Citadel Siege is the autonomous adversary simulation platform that continuously attacks your own environment — testing every control, every detection rule, every response playbook, and every human process — to find the gaps before a real adversary walks through them. Continuous Automated Red Teaming. Breach & Attack Simulation. Purple Team Orchestration. MITRE ATT&CK validation. Running 24/7/365.
You deployed a SIEM. You configured EDR on every endpoint. You wrote 500 detection rules. You built 200 SOAR playbooks. You hired a SOC team. But do any of them actually work? Annual penetration tests check a snapshot. Quarterly vulnerability scans check known CVEs. Neither tests whether your detection stack actually detects, whether your response playbooks actually respond, or whether your analysts actually investigate. Siege answers the question that keeps CISOs awake at 3 AM: are my defenses real, or are they theater?
Siege deploys autonomous AI agents that emulate real-world adversaries — APT groups, ransomware operators, insider threats, and supply chain attackers — executing multi-step attack campaigns against your live environment continuously. Every technique is mapped to MITRE ATT&CK. Every detection is validated. Every gap is documented. Every response is measured. The result is not a report. It is a continuously updated, evidence-based answer to the question: "Can we stop this attack?"
Siege validates your entire security stack — detection, response, and recovery — against real adversary behavior.

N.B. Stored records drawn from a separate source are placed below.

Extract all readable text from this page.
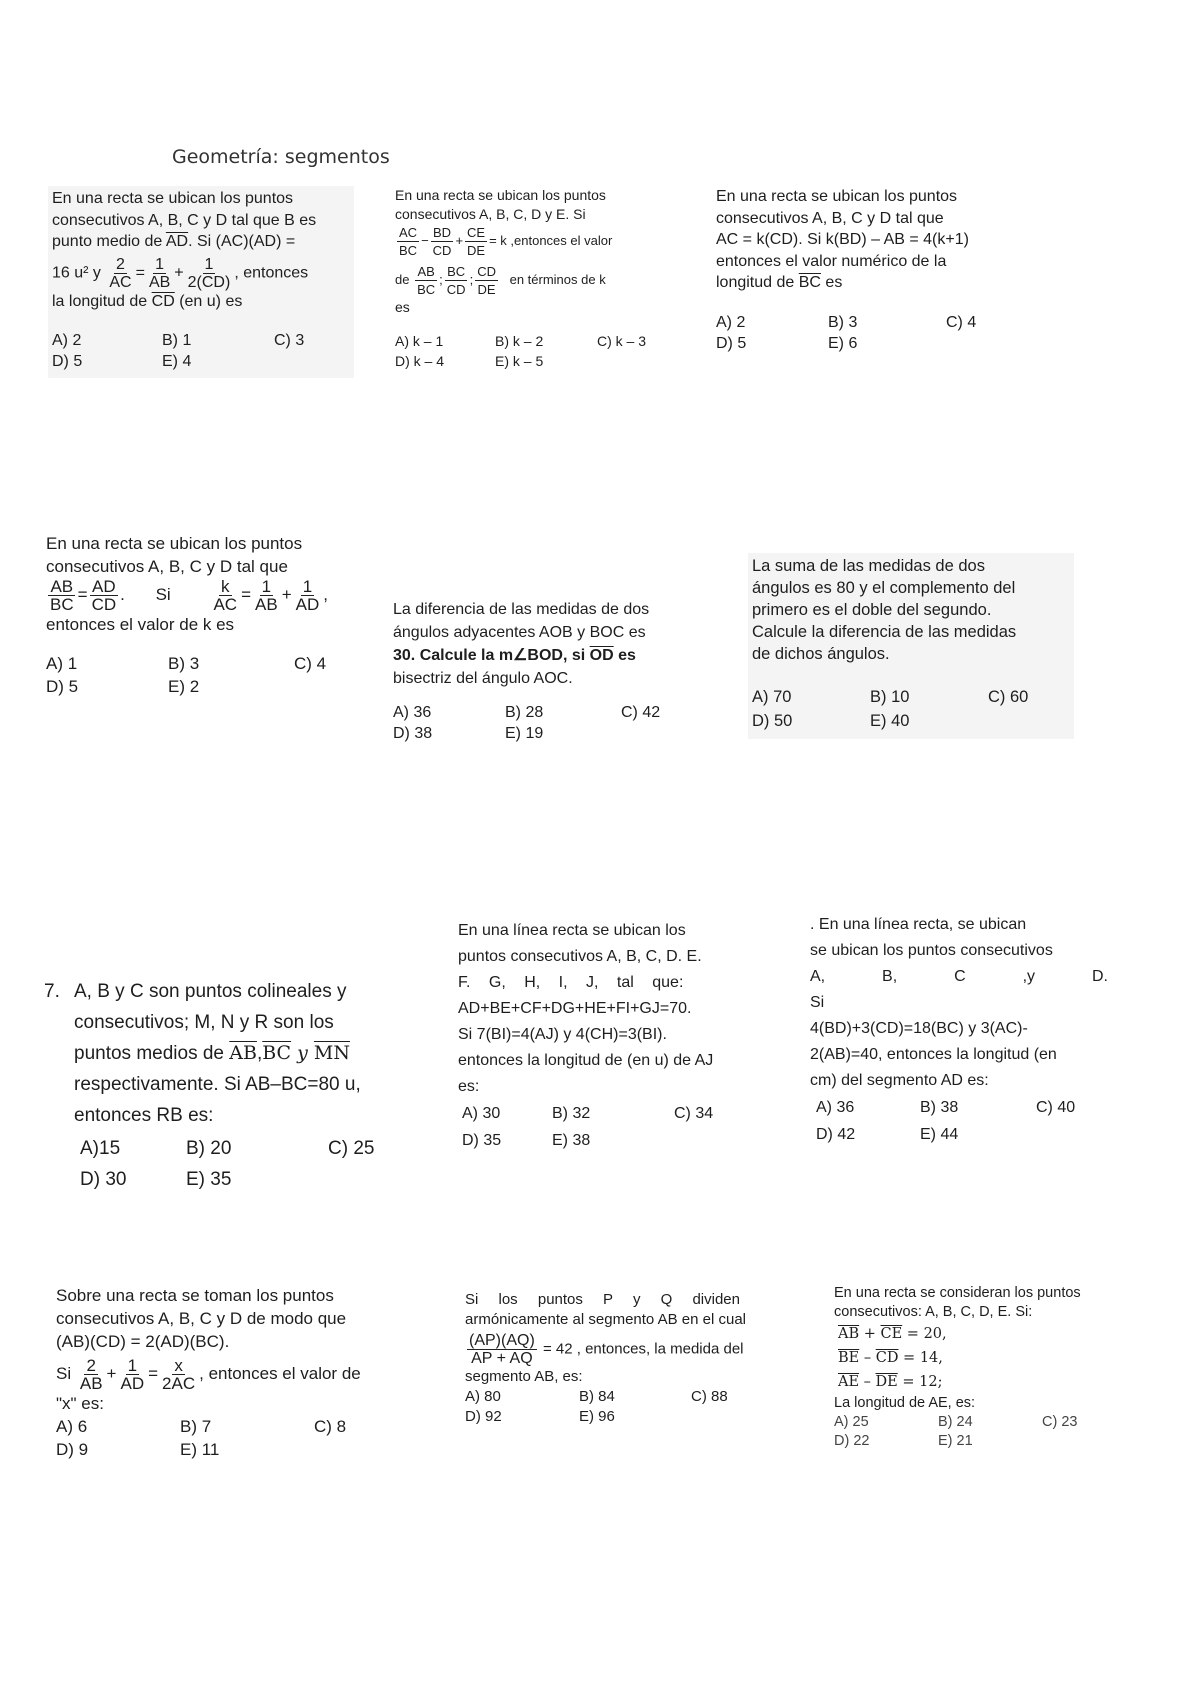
Geometría: segmentos

En una recta se ubican los puntos

consecutivos A, B, C y D tal que B es

punto medio de $\overline{AD}$. Si (AC)(AD) =

16 u² y $\frac{2}{AC} = \frac{1}{AB} + \frac{1}{2(CD)}$ , entonces

la longitud de $\overline{CD}$ (en u) es

A) 2	B) 1	C) 3
D) 5	E) 4

En una recta se ubican los puntos

consecutivos A, B, C, D y E. Si

$\frac{AC}{BC} - \frac{BD}{CD} + \frac{CE}{DE} = k$ ,entonces el valor

de $\frac{AB}{BC}$ ; $\frac{BC}{CD}$ ; $\frac{CD}{DE}$ en términos de k

es

A) k – 1	B) k – 2	C) k – 3
D) k – 4	E) k – 5

En una recta se ubican los puntos

consecutivos A, B, C y D tal que

AC = k(CD). Si k(BD) – AB = 4(k+1)

entonces el valor numérico de la

longitud de $\overline{BC}$ es

A) 2	B) 3	C) 4
D) 5	E) 6

En una recta se ubican los puntos

consecutivos A, B, C y D tal que

$\frac{AB}{BC} = \frac{AD}{CD}$ . Si $\frac{k}{AC} = \frac{1}{AB} + \frac{1}{AD}$ ,

entonces el valor de k es

A) 1	B) 3	C) 4
D) 5	E) 2

La diferencia de las medidas de dos

ángulos adyacentes AOB y BOC es

30. Calcule la m∠BOD, si $\overline{OD}$ es

bisectriz del ángulo AOC.

A) 36	B) 28	C) 42
D) 38	E) 19

La suma de las medidas de dos

ángulos es 80 y el complemento del

primero es el doble del segundo.

Calcule la diferencia de las medidas

de dichos ángulos.

A) 70	B) 10	C) 60
D) 50	E) 40
7. A, B y C son puntos colineales y

consecutivos; M, N y R son los

puntos medios de $\overline{AB},\overline{BC}$ y $\overline{MN}$

respectivamente. Si AB–BC=80 u,

entonces RB es:

A)15	B) 20	C) 25
D) 30	E) 35

En una línea recta se ubican los

puntos consecutivos A, B, C, D. E.

F. G, H, I, J, tal que:

AD+BE+CF+DG+HE+FI+GJ=70.

Si 7(BI)=4(AJ) y 4(CH)=3(BI).

entonces la longitud de (en u) de AJ

es:

A) 30	B) 32	C) 34
D) 35	E) 38

. En una línea recta, se ubican

se ubican los puntos consecutivos

A, B, C ,y D. Si

4(BD)+3(CD)=18(BC) y 3(AC)-

2(AB)=40, entonces la longitud (en

cm) del segmento AD es:

A) 36	B) 38	C) 40
D) 42	E) 44

Sobre una recta se toman los puntos

consecutivos A, B, C y D de modo que

(AB)(CD) = 2(AD)(BC).

Si $\frac{2}{AB} + \frac{1}{AD} = \frac{x}{2AC}$ , entonces el valor de

"x" es:

A) 6	B) 7	C) 8
D) 9	E) 11

Si los puntos P y Q dividen

armónicamente al segmento AB en el cual

$\frac{(AP)(AQ)}{AP + AQ} = 42$ , entonces, la medida del

segmento AB, es:

A) 80	B) 84	C) 88
D) 92	E) 96

En una recta se consideran los puntos

consecutivos: A, B, C, D, E. Si:

$\overline{AB} + \overline{CE} = 20$,
$\overline{BE} - \overline{CD} = 14$,
$\overline{AE} - \overline{DE} = 12$;

La longitud de AE, es:

A) 25	B) 24	C) 23
D) 22	E) 21
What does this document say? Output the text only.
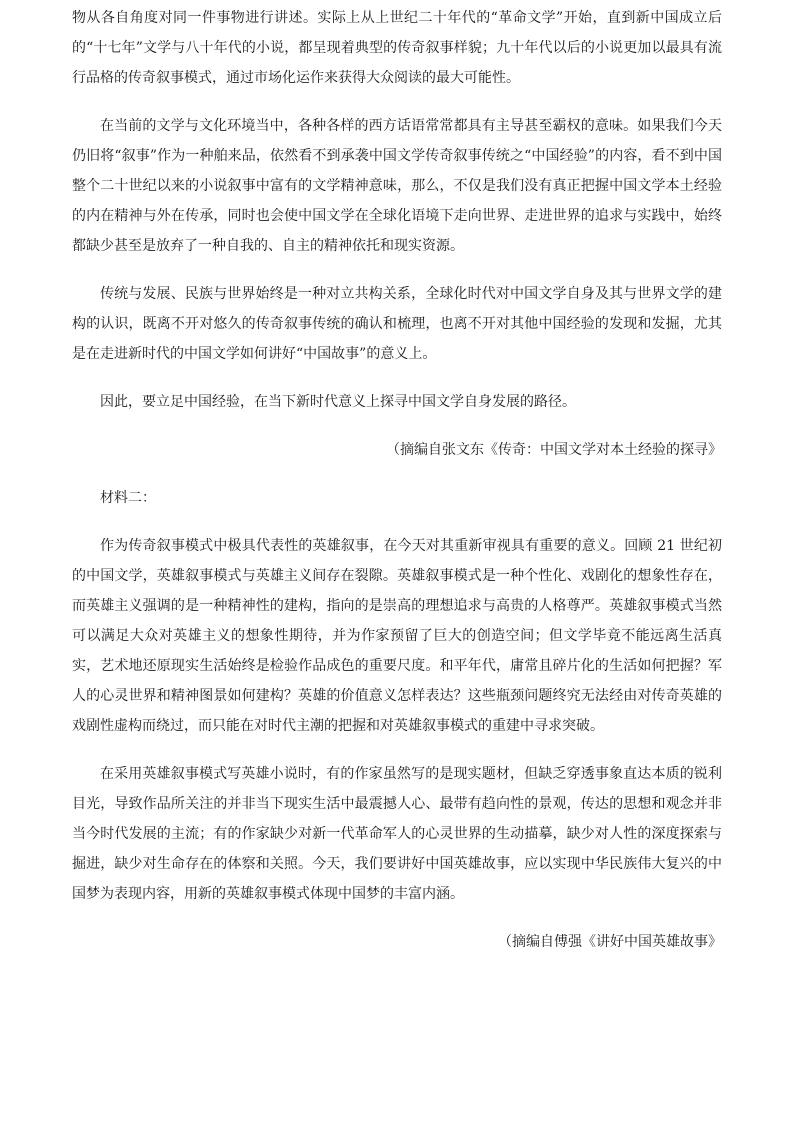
物从各自角度对同一件事物进行讲述。实际上从上世纪二十年代的“革命文学”开始，直到新中国成立后的“十七年”文学与八十年代的小说，都呈现着典型的传奇叙事样貌；九十年代以后的小说更加以最具有流行品格的传奇叙事模式，通过市场化运作来获得大众阅读的最大可能性。

在当前的文学与文化环境当中，各种各样的西方话语常常都具有主导甚至霸权的意味。如果我们今天仍旧将“叙事”作为一种舶来品，依然看不到承袭中国文学传奇叙事传统之“中国经验”的内容，看不到中国整个二十世纪以来的小说叙事中富有的文学精神意味，那么，不仅是我们没有真正把握中国文学本土经验的内在精神与外在传承，同时也会使中国文学在全球化语境下走向世界、走进世界的追求与实践中，始终都缺少甚至是放弃了一种自我的、自主的精神依托和现实资源。

传统与发展、民族与世界始终是一种对立共构关系，全球化时代对中国文学自身及其与世界文学的建构的认识，既离不开对悠久的传奇叙事传统的确认和梳理，也离不开对其他中国经验的发现和发掘，尤其是在走进新时代的中国文学如何讲好“中国故事”的意义上。

因此，要立足中国经验，在当下新时代意义上探寻中国文学自身发展的路径。

（摘编自张文东《传奇：中国文学对本土经验的探寻》

材料二：

作为传奇叙事模式中极具代表性的英雄叙事，在今天对其重新审视具有重要的意义。回顾 21 世纪初的中国文学，英雄叙事模式与英雄主义间存在裂隙。英雄叙事模式是一种个性化、戏剧化的想象性存在，而英雄主义强调的是一种精神性的建构，指向的是崇高的理想追求与高贵的人格尊严。英雄叙事模式当然可以满足大众对英雄主义的想象性期待，并为作家预留了巨大的创造空间；但文学毕竟不能远离生活真实，艺术地还原现实生活始终是检验作品成色的重要尺度。和平年代，庸常且碎片化的生活如何把握？军人的心灵世界和精神图景如何建构？英雄的价值意义怎样表达？这些瓶颈问题终究无法经由对传奇英雄的戏剧性虚构而绕过，而只能在对时代主潮的把握和对英雄叙事模式的重建中寻求突破。

在采用英雄叙事模式写英雄小说时，有的作家虽然写的是现实题材，但缺乏穿透事象直达本质的锐利目光，导致作品所关注的并非当下现实生活中最震撼人心、最带有趋向性的景观，传达的思想和观念并非当今时代发展的主流；有的作家缺少对新一代革命军人的心灵世界的生动描摹，缺少对人性的深度探索与掘进，缺少对生命存在的体察和关照。今天，我们要讲好中国英雄故事，应以实现中华民族伟大复兴的中国梦为表现内容，用新的英雄叙事模式体现中国梦的丰富内涵。

（摘编自傅强《讲好中国英雄故事》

Annual penetration tests are snapshots of a moving target. Your environment changes daily — new servers deployed, new users onboarded, new applications installed, new cloud resources provisioned — and each change potentially creates a new attack path. Siege's CART engine deploys autonomous AI agents that continuously explore your attack surface, chain exploits across misconfigurations and vulnerabilities, and discover multi-step attack paths that point-in-time assessments miss. The agents operate within safety guardrails — no destructive actions, no data exfiltration, no production impact — but their reconnaissance, lateral movement, and privilege escalation techniques mirror real adversary behavior.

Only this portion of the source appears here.